CVE-2026-20823 is a vulnerability classified under CWE-200, indicating exposure of sensitive information to unauthorized actors. It affects Microsoft Windows 10 Version 1607 (build 10.0.14393.0), specifically through Windows File Explorer. The vulnerability allows an attacker with local privileges to disclose sensitive information without user interaction. The CVSS 3.1 base score is 5.5 (medium severity), with vector AV:L/AC:L/PR:L/UI:N/S:U/C:H/I:N/A:N, meaning the attack requires local access, low complexity, privileges, no user interaction, and impacts confidentiality highly while not affecting integrity or availability. The flaw likely arises from improper access control or information leakage in the File Explorer component, enabling an authorized user to access data they should not be able to see. No public exploits or patches are currently documented, but the vulnerability is officially published and recognized. This vulnerability primarily threatens confidentiality of sensitive data on affected systems, especially in environments where legacy Windows 10 Version 1607 remains in use.
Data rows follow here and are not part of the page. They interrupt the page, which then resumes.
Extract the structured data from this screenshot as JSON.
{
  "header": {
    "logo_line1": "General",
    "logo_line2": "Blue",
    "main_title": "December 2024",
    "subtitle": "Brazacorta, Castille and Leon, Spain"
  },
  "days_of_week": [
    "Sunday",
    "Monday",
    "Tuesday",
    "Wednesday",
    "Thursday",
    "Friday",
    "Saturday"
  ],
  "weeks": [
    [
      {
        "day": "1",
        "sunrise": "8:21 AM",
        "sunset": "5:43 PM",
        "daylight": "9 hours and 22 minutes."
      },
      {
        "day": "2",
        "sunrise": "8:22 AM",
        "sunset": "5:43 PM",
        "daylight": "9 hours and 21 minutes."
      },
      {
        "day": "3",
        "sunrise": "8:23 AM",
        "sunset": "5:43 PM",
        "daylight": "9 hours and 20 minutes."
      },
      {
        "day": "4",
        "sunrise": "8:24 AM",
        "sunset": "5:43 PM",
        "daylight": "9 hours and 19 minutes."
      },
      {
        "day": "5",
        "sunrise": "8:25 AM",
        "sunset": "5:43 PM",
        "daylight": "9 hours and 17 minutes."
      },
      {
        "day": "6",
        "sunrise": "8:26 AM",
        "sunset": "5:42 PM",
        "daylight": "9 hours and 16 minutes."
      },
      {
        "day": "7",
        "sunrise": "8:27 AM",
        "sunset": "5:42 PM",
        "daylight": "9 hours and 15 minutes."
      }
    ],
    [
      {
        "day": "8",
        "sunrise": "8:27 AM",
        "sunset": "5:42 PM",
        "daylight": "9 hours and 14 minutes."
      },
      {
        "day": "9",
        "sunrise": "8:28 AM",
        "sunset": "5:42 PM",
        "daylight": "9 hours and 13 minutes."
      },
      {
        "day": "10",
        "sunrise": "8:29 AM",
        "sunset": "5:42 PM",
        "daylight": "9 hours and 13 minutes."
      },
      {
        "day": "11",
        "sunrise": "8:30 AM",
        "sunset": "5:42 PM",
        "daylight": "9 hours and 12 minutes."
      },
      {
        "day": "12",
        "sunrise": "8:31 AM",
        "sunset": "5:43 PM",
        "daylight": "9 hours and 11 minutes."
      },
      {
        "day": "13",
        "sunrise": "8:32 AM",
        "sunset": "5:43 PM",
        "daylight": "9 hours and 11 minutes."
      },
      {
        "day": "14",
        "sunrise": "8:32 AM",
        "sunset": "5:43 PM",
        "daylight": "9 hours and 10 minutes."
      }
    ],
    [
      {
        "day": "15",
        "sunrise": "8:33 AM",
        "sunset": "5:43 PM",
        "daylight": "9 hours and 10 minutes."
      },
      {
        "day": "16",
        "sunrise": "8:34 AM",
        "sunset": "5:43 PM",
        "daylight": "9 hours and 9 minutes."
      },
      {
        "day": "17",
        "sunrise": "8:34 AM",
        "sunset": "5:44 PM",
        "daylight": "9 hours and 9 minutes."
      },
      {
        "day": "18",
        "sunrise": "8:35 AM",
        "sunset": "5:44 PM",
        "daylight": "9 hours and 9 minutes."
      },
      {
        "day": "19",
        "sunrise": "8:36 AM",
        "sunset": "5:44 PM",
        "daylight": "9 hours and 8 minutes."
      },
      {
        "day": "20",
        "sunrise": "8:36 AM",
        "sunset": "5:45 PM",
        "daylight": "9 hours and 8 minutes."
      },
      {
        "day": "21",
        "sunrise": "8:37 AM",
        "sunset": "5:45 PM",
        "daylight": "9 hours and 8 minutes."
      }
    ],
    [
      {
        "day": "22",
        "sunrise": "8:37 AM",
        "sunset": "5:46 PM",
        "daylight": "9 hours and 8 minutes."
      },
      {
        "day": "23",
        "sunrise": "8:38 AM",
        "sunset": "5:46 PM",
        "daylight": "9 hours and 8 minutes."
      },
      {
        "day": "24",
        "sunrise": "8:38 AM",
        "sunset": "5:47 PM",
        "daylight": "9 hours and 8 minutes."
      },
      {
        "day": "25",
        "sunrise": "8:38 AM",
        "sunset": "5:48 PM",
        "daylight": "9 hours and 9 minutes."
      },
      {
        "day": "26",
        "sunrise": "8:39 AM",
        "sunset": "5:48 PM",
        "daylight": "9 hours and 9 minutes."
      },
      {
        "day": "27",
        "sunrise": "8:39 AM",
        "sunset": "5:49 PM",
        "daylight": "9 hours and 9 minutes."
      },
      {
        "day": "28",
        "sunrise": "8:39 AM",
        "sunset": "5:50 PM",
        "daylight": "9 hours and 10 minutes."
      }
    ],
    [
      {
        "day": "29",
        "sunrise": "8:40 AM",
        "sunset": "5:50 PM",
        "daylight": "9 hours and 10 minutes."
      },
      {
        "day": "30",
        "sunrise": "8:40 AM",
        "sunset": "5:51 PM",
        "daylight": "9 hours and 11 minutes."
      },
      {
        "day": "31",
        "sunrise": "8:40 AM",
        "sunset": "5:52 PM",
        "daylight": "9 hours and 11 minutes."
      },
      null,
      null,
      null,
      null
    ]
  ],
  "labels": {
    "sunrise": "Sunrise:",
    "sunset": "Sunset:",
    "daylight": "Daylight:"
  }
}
The primary impact of CVE-2026-20823 is unauthorized disclosure of sensitive information on affected Windows 10 Version 1607 systems. Organizations running this legacy OS version risk exposure of confidential data to local attackers who have some level of system access, such as lower-privileged users or insiders. This could lead to leakage of personal data, intellectual property, or security-sensitive information, potentially facilitating further attacks or compliance violations. Since the vulnerability does not affect system integrity or availability, it does not directly enable system compromise or denial of service. However, the confidentiality breach can undermine trust, regulatory compliance, and operational security. The impact is more pronounced in environments where Windows 10 Version 1607 remains in use due to legacy application dependencies or delayed upgrade cycles, including industrial control systems, government agencies, and enterprises with slow patch management. The absence of known exploits reduces immediate risk but does not eliminate potential targeted attacks.
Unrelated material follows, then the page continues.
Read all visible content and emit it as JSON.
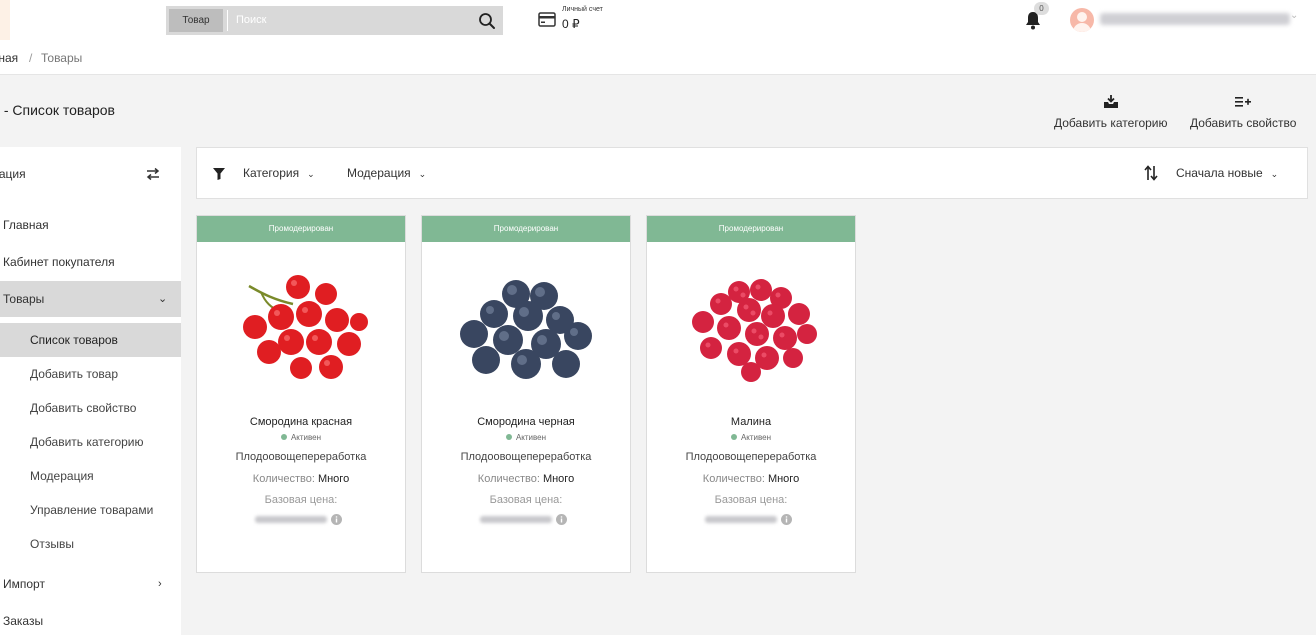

To mitigate CVE-2026-20823, organizations should prioritize upgrading from Windows 10 Version 1607 to a supported and actively maintained Windows version, as this legacy build no longer receives security updates. If upgrading is not immediately feasible, organizations should implement strict access controls to limit local user privileges and restrict access to sensitive data within File Explorer. Employing application whitelisting and endpoint detection can help monitor and prevent unauthorized local activities. Regular auditing of user permissions and file access logs can detect anomalous behavior indicative of exploitation attempts. Network segmentation and use of least privilege principles reduce the risk of lateral movement by attackers with local access. Additionally, organizations should stay alert for any patches or security advisories from Microsoft addressing this vulnerability and apply them promptly once available. User education on the risks of local privilege misuse and insider threats also supports mitigation efforts.